Not only does a growing body of research uphold these truths, but many of today’s top executives are living the dream because they acknowledge and honor the hard link between good sleep and good leadership.
Sleeping for Success
Researchers Rasmus Hougaard and Jaqueline Carter have found that the more senior a person’s role is, the more sleep he or she tends to get. Based on an assessment of 35,000 organizational leaders and interviews with 250 others, they concluded that the primary reason those in the C-suite sleep more is: “senior executives have had the wisdom and discipline throughout their career to get enough sleep and thereby maintain a high performance level without burning out.”

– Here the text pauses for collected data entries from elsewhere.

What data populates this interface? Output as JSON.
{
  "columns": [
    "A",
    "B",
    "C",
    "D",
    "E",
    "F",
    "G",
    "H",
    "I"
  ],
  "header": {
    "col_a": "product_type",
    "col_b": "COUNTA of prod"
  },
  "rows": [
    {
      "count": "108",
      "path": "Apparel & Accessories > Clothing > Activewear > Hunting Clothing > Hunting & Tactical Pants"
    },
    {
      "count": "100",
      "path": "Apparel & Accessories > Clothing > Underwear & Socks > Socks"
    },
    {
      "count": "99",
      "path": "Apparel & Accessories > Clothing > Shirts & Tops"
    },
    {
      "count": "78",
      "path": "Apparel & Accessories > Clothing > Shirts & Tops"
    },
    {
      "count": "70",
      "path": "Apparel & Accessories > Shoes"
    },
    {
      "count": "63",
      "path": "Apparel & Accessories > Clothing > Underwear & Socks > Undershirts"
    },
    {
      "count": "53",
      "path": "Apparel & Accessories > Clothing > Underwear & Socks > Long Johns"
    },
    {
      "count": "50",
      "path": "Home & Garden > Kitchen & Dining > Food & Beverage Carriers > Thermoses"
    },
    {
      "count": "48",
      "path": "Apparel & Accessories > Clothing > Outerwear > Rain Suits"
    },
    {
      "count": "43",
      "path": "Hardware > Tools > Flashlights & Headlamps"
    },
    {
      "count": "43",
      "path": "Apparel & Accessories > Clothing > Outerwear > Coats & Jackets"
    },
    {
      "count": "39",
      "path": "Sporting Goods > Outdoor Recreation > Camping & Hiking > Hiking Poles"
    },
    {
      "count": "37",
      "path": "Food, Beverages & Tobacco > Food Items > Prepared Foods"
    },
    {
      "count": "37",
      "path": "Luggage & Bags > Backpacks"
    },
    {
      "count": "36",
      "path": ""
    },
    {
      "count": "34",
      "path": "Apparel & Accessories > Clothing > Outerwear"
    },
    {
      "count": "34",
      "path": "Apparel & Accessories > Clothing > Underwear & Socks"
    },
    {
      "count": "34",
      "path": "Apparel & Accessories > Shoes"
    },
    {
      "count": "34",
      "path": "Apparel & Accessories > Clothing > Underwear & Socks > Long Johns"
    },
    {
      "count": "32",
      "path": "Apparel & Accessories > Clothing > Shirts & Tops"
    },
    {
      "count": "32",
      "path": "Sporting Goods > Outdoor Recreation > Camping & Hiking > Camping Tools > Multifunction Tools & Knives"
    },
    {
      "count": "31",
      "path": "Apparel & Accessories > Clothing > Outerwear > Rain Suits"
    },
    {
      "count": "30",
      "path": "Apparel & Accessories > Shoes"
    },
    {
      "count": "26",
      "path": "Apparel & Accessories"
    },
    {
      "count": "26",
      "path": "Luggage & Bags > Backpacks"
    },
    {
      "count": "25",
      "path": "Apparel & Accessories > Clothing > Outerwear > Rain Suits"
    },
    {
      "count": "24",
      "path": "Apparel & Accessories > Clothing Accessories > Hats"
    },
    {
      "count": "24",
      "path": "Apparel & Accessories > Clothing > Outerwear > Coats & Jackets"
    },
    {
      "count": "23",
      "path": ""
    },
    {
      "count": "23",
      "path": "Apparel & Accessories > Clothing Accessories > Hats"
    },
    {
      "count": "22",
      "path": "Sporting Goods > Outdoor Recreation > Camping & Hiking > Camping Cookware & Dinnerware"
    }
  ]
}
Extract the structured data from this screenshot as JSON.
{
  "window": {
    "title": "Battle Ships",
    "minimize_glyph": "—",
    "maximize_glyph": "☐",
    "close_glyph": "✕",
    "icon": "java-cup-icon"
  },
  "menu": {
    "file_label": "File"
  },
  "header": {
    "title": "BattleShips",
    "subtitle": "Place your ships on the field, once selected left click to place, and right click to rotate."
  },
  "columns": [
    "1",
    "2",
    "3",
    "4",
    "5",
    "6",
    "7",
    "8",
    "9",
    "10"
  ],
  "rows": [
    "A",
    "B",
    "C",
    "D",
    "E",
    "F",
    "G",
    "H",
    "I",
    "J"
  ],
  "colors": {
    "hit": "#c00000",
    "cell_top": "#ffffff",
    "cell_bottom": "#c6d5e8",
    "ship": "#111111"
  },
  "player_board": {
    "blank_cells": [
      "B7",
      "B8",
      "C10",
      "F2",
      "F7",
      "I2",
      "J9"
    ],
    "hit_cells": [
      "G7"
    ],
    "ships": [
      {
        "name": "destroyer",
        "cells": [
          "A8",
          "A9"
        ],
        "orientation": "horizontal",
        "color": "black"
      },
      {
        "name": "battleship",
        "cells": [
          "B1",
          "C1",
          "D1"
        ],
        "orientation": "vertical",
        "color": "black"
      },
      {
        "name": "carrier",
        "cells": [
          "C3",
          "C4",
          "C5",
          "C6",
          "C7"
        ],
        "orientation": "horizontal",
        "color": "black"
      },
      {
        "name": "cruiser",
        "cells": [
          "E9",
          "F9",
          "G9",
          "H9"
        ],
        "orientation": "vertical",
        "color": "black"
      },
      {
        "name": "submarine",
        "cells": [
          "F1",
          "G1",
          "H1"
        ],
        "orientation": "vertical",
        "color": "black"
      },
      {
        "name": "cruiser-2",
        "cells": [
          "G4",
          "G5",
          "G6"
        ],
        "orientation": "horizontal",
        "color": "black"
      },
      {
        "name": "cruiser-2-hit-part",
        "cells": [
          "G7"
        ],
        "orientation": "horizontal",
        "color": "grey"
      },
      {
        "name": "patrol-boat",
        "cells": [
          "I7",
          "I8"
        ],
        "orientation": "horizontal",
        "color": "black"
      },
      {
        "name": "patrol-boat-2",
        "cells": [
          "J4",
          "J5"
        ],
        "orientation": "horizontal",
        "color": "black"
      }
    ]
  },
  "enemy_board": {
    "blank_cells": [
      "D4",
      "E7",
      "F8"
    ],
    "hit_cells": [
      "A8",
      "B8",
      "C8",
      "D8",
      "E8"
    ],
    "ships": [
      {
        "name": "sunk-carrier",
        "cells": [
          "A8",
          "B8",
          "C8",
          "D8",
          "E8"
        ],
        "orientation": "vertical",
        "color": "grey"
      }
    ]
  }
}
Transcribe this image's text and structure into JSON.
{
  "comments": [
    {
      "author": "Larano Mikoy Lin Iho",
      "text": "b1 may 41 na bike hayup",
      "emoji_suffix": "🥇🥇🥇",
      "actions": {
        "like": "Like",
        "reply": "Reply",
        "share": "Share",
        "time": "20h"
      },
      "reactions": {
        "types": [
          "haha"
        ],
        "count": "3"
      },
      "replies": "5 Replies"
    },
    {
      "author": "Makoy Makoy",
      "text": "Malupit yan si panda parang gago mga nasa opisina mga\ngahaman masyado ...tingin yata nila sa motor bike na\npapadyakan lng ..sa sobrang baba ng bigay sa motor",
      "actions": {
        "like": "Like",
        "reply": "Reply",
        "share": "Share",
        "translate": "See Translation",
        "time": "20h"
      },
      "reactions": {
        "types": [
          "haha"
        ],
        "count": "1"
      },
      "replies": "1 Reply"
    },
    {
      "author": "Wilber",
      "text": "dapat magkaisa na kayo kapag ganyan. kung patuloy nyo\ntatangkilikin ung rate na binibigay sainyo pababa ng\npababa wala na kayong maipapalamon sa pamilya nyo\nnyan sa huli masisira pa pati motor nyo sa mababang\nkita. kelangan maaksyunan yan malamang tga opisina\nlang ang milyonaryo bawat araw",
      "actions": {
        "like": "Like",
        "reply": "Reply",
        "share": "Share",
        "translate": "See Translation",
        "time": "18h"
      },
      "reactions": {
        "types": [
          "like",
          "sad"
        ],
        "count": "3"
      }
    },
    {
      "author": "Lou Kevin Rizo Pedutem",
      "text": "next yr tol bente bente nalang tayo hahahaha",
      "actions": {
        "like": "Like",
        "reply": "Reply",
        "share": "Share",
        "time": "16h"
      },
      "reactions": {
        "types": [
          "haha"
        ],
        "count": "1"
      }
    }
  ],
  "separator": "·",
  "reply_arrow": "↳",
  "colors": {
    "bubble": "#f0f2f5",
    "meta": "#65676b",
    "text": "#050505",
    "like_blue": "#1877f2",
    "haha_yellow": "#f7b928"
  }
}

In the words of Cees 't Hart, CEO and president of Carlsberg Group, “Sleep has always been foundational for my performance…. When I sleep less, I perform less.”
Snooze or Lose
Speaking personally, healthy sleep habits propelled the end of my career as a senior executive. Sadly, that was not always the case. While working my way up the middle management ranks in my mid-thirties and early forties, I viewed the circles under my eyes as dark badges of courage. I remember boasting about how little sleep, and how much caffeine, I could survive on. I was ultimately, and thankfully, saved by two great mentors. With their help, I eventually learned that the road to success includes quality time in the Land of Nod. But not before I had done damage to myself, in the form of high blood sugar, weight gain, low energy, and strained relationships. Worse, I had hurt others, often through moodiness and a short temper that adversely affected decisions and morale... at home, as well as on the job
Research shows that when leaders - including good leaders - arrive at work tired, they are more likely to lose patience with employees and act in harmful ways. There is also a greater likelihood that their employees will suffer from sleep deprivation and may also behave badly. As a leader, your zzz's quotient can even affect how employees judge your EQ (emotional intelligence), with traits such as charisma, inspiration, and trustworthiness more often associated with managers who report greater quantities and quality of sleep.
Fortunately, there are steps you can take to avoid these pitfalls and, instead, emulate those who (literally) sleep their way to the top. For me, two keystone habits can help secure sleep quantity and quality:
1. Block Your Calendar for Sleep
Set your intention to get a sufficient amount of sleep every night; ideally, this is in the 7-9 hour range, but only you know how much sleep you need to be your best.
Establish a non-negotiable bedtime that ensures you get the sleep you need before your alarm goes off in the morning; calendar it and hold it more sacrosanct than you would your regular staff meeting.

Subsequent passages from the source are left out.